Snapshots committed under evals/snapshots/results.json (regenerate via npx tsx evals/cli_run.ts — uses Claude Code CLI, no API-key env var needed).

See docs/analysis/caveman/03-evaluation.md for methodology.

Fixed

  • tests/memory-coverage.test.ts searchLike fallback tests now work on both sqlite backends. Previously failed in Windows dev environments where better-sqlite3 native bindings are not built; the MemoryStore falls back to sql.js there, and sql.js has no FTS5 so the searchLike path is already the default.

Changed

  • rulebook doctor now runs seven checks (added Compression backups + Terse evals freshness).
  • rulebook init / rulebook update install the three terse skills into .claude/skills/ by default (auto-detected as core skills).
  • .rulebook/specs/RULEBOOK_TERSE.md is the new project-level spec for the feature.
  • .rulebook/specs/RULEBOOK_MCP.md documents the three new MCP tools (rulebook_compress, rulebook_compress_list, rulebook_evals_measure, rulebook_evals_run).

Migration

No breaking changes — v5.4.0 is fully additive over v5.3.x.

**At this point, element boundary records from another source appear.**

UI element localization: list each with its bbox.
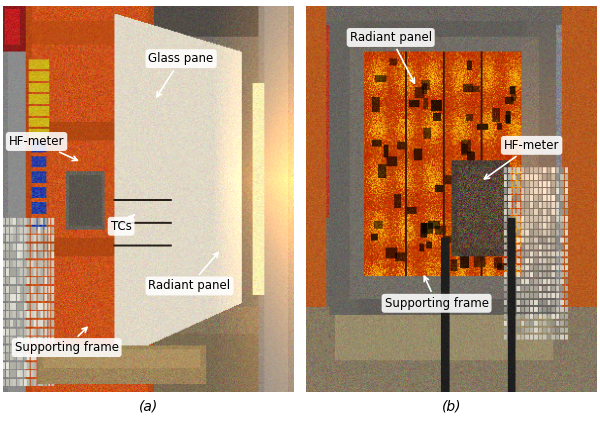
Text: TCs: TCs <box>110 215 134 233</box>
Text: Supporting frame: Supporting frame <box>385 276 488 310</box>
Text: (b): (b) <box>442 400 461 413</box>
Text: Radiant panel: Radiant panel <box>149 253 230 293</box>
Text: HF-meter: HF-meter <box>484 139 559 179</box>
Text: (a): (a) <box>139 400 158 413</box>
Text: Supporting frame: Supporting frame <box>14 328 119 354</box>
Text: Radiant panel: Radiant panel <box>350 31 432 83</box>
Text: Glass pane: Glass pane <box>149 52 214 97</box>
Text: HF-meter: HF-meter <box>9 135 77 160</box>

  • Fresh install (npm): npm install @hivehub/rulebook@5.4.0, then rulebook init.
  • Upgrading from v5.3.x: rulebook update installs the terse skills and wires the hooks. Mode can be set with /rulebook-terse brief|terse|ultra|off or via the terse.defaultMode field in .rulebook/rulebook.json. Export RULEBOOK_TERSE_MODE to override per session.
  • Opt-out: skip rulebook update and continue using v5.3.x features. The new skill family can also be disabled per-project with rulebook skill remove rulebook-terse after install.